Transcript day 6

Clarifications
• An uninformed investor is one who has no
superior information
– Uninformed is not the same as uneducated or
ignorant.
• An informed investor is one who has
information other market participants do
not.
Clarifications
• An uninformed investor may be as educated
and as sophisticated and knowledgeable and
as highly able and trained as an informed
investor. It is not superior ability, merit,
education, training, birth, social position or
any personal attribute that makes the
informed investor informed, it’s the fact that
they have superior information! :)
Clarifications
• Uninformed investors can compute betas,
they have access to all historical
information, just not to current value
relevant information that is not public.
• Market efficiency does not imply there are
no returns to information -- just that there
are none to public information. There still
are returns to private information.
Derivatives and SEC Enforcement
• Today we examine the enforcement procedures of
the SEC in the context of the use (and abuse) of
financial derivatives.
• Enforcement process has two thrusts:
– Policing of companies for failure to disclose the
extent of speculation in financial derivatives
– Policing of brokerage firms selling financial
derivatives to client firms without sufficient
information regarding risks and losses.
Understanding financial derivatives
• What are “financial instruments”?
– Cash
– Ownership interest in an entity
• shares of stock
– Contractual right to receive or deliver cash
• Receivables and payables
– Contractual right to receive or deliver another
financial instrument
Understanding financial derivatives
• What is a derivative security?
– “…a financial agreement whose value is linked
to, or derived from, the performance of an
underlying asset.”
– Changes in the value of the underlying asset
indirectly affect the value of the derivative.

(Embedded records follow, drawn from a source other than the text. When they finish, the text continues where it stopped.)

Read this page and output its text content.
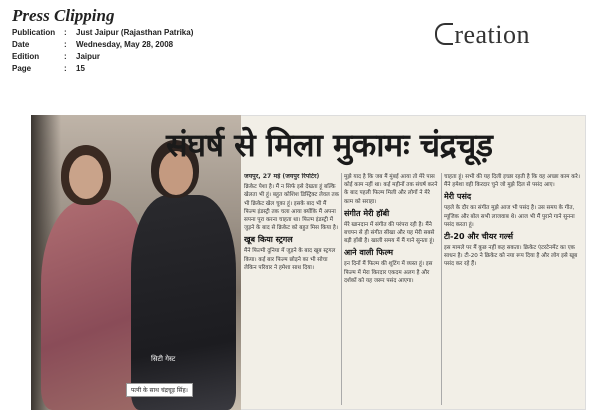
Press Clipping
Publication	: Just Jaipur (Rajasthan Patrika)
Date	: Wednesday, May 28, 2008
Edition	: Jaipur
Page	: 15
reation
सिटी गेस्ट
पत्नी के साथ चंद्रचूड़ सिंह।
संघर्ष से मिला मुकामः चंद्रचूड़

जयपुर, 27 मई (जयपुर रिपोर्टर)

क्रिकेट पेशा है। मैं न सिर्फ इसे देखता हूं बल्कि खेलता भी हूं। बहुत कोशिश डिस्ट्रिक्ट लेवल तक भी क्रिकेट खेल चुका हूं। इसके बाद भी मैं फिल्म इंडस्ट्री तक चला आया क्योंकि मैं अपना सपना पूरा करना चाहता था। फिल्म इंडस्ट्री में जुड़ने के बाद से क्रिकेट को बहुत मिस किया है।

खूब किया स्ट्रगल

मैंने फिल्मी दुनिया में जुड़ने के बाद खूब स्ट्रगल किया। कई बार फिल्म छोड़ने का भी सोचा लेकिन परिवार ने हमेशा साथ दिया।

मुझे याद है कि जब मैं मुंबई आया तो मेरे पास कोई काम नहीं था। कई महीनों तक संघर्ष करने के बाद पहली फिल्म मिली और लोगों ने मेरे काम को सराहा।

संगीत मेरी हॉबी

मेरे खानदान में संगीत की परंपरा रही है। मैंने बचपन से ही संगीत सीखा और यह मेरी सबसे बड़ी हॉबी है। खाली समय में मैं गाने सुनता हूं।

आने वाली फिल्म

इन दिनों मैं फिल्म की शूटिंग में व्यस्त हूं। इस फिल्म में मेरा किरदार एकदम अलग है और दर्शकों को यह जरूर पसंद आएगा।

चाहता हूं। सभी की यह दिली इच्छा रहती है कि वह अच्छा काम करे। मैंने हमेशा वही किरदार चुने जो मुझे दिल से पसंद आए।

मेरी पसंद

पहले के दौर का संगीत मुझे आज भी पसंद है। उस समय के गीत, म्यूजिक और बोल सभी लाजवाब थे। आज भी मैं पुराने गाने सुनना पसंद करता हूं।

टी-20 और चीयर गर्ल्स

इस मामले पर मैं कुछ नहीं कह सकता। क्रिकेट एंटरटेनमेंट का एक साधन है। टी-20 ने क्रिकेट को नया रूप दिया है और लोग इसे खूब पसंद कर रहे हैं।
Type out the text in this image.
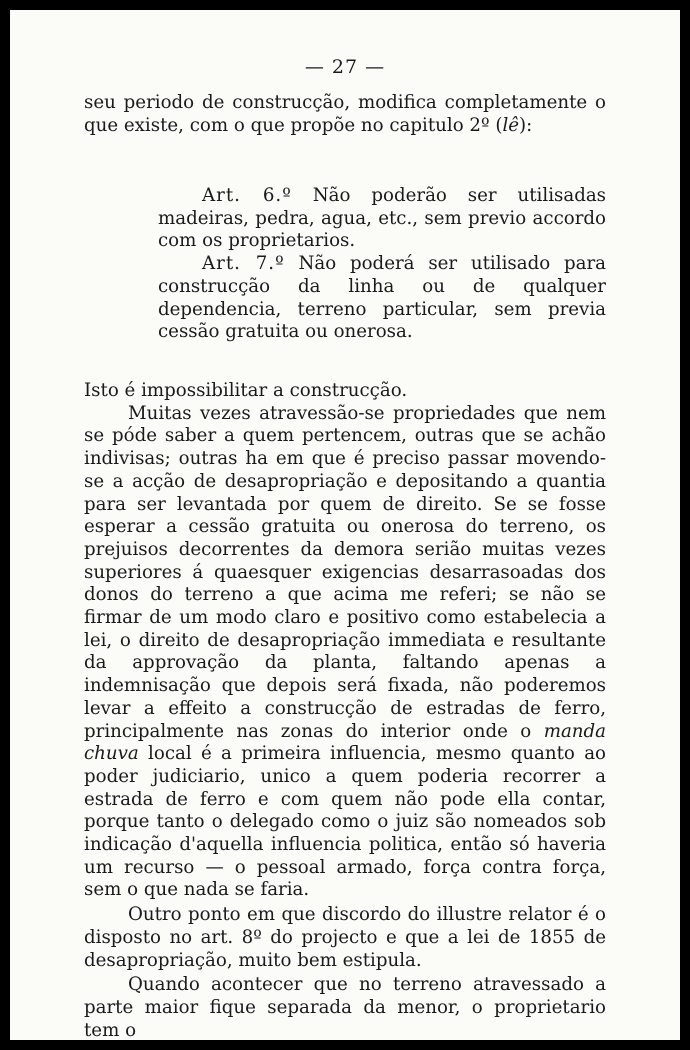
— 27 —

seu periodo de construcção, modifica completamente o que existe, com o que propõe no capitulo 2º (lê):

Art. 6.º Não poderão ser utilisadas madeiras, pedra, agua, etc., sem previo accordo com os proprietarios.

Art. 7.º Não poderá ser utilisado para construcção da linha ou de qualquer dependencia, terreno particular, sem previa cessão gratuita ou onerosa.

Isto é impossibilitar a construcção.

Muitas vezes atravessão-se propriedades que nem se póde saber a quem pertencem, outras que se achão indivisas; outras ha em que é preciso passar movendo-se a acção de desapropriação e depositando a quantia para ser levantada por quem de direito. Se se fosse esperar a cessão gratuita ou onerosa do terreno, os prejuisos decorrentes da demora serião muitas vezes superiores á quaesquer exigencias desarrasoadas dos donos do terreno a que acima me referi; se não se firmar de um modo claro e positivo como estabelecia a lei, o direito de desapropriação immediata e resultante da approvação da planta, faltando apenas a indemnisação que depois será fixada, não poderemos levar a effeito a construcção de estradas de ferro, principalmente nas zonas do interior onde o manda chuva local é a primeira influencia, mesmo quanto ao poder judiciario, unico a quem poderia recorrer a estrada de ferro e com quem não pode ella contar, porque tanto o delegado como o juiz são nomeados sob indicação d'aquella influencia politica, então só haveria um recurso — o pessoal armado, força contra força, sem o que nada se faria.

Outro ponto em que discordo do illustre relator é o disposto no art. 8º do projecto e que a lei de 1855 de desapropriação, muito bem estipula.

Quando acontecer que no terreno atravessado a parte maior fique separada da menor, o proprietario tem o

– Examples: futures, forwards, swaps, and
options.
Understanding financial derivatives
• What is the purpose of derivative securities?
– They can provide a hedge to the risks
businesses face from unexpected changes in
currency exchange rates, interest rates,
commodity prices, etc.
– They can be a speculative device that is
essentially a bet that a particular rate or price
will rise or fall.
Understanding financial derivatives
• Hedging reduces exposure to risks that are
not part of the “core” business.
– An exporter wants to eliminate the risk that
changes in currency rates will reduce profit.
– A borrower wants to hedge the risk of rising
interest rates.
– A farmer wants to hedge against drops in crop
prices before she can get it to market.
Understanding financial derivatives
• Example of a Futures Contract
– Farmer plans to sell corn crop in 6 months
– Wants to protect against a drop in corn prices.
– Purchase a futures contract to sell corn 6
months from now at a set price
 Farmer is price protected against price drops
– Notional amount of contract is the value of the
corn at the agreed price Cost of the contract is
much lower than the notional amount.
Understanding financial derivatives
• Example # 2: Interest Rate Swaps
• Builder provides adjustable rate mortgages
to buyers.
– Risk: loss of income if interest rates fall
– Solution: Replace the variable payment stream
with a fixed payment stream. Swap interest
payments with a bank that likes the variability
of interest.
• Bank pays depositors based on variable rates
Understanding financial derivatives
 The builder and bank “swap” interest payments.
 Bank pays builder interest at a fixed rate and
receives variable payments from homeowners
 Result: builder protected against interest rate
fluctuations
 The notional amount of the contract is the total
amount the builder lends to the homeowners. The
cost of the contract is very small, but the potential
gain or loss is quite large because the notional
amount is large.
Understanding financial derivatives
• What is the value of a derivative security?
– Because the notional amount of derivatives can
be very high
• The cost of the initial derivative contract can be
quite small
• The notional amount can be quite large in
comparison
• This divergence makes derivatives very volatile or
risky: small changes in the risk factor can cause
large changes in dollar value of contract.
Understanding financial derivatives
• The potential gain or loss in value of the
derivative is huge.
– If the underlying asset is volatile, the derivative
is even more volatile because it is so leveraged.
– For the interest rate swap, a 1% interest rate
change can cause thousands of dollars per year
change in cash flows. A very small investment,
can produce returns (positive or negative) of
several thousand percent.
Understanding financial derivatives
• The current value is the amount received or
obligated to pay if the derivative would be
“unwound” at that moment.
• Contracts are usually extremely complex
• “value” is often calculated by one party to
the contract (most often the seller) using
sophisticated and proprietary formulas.
• There may be no open market for these things!
Understanding financial derivatives
• Derivatives can also be speculative.
– The futures and swap examples above show the
use of derivatives as a hedge to reduce risk.
– Without underlying business transaction, the
derivative increases risk exposure!
– For instance in the corn price hedge, if no corn
sale is involved, the derivative is simply a bet
that the price will fall -- what was a risk
reducer, becomes a risk seeking investment.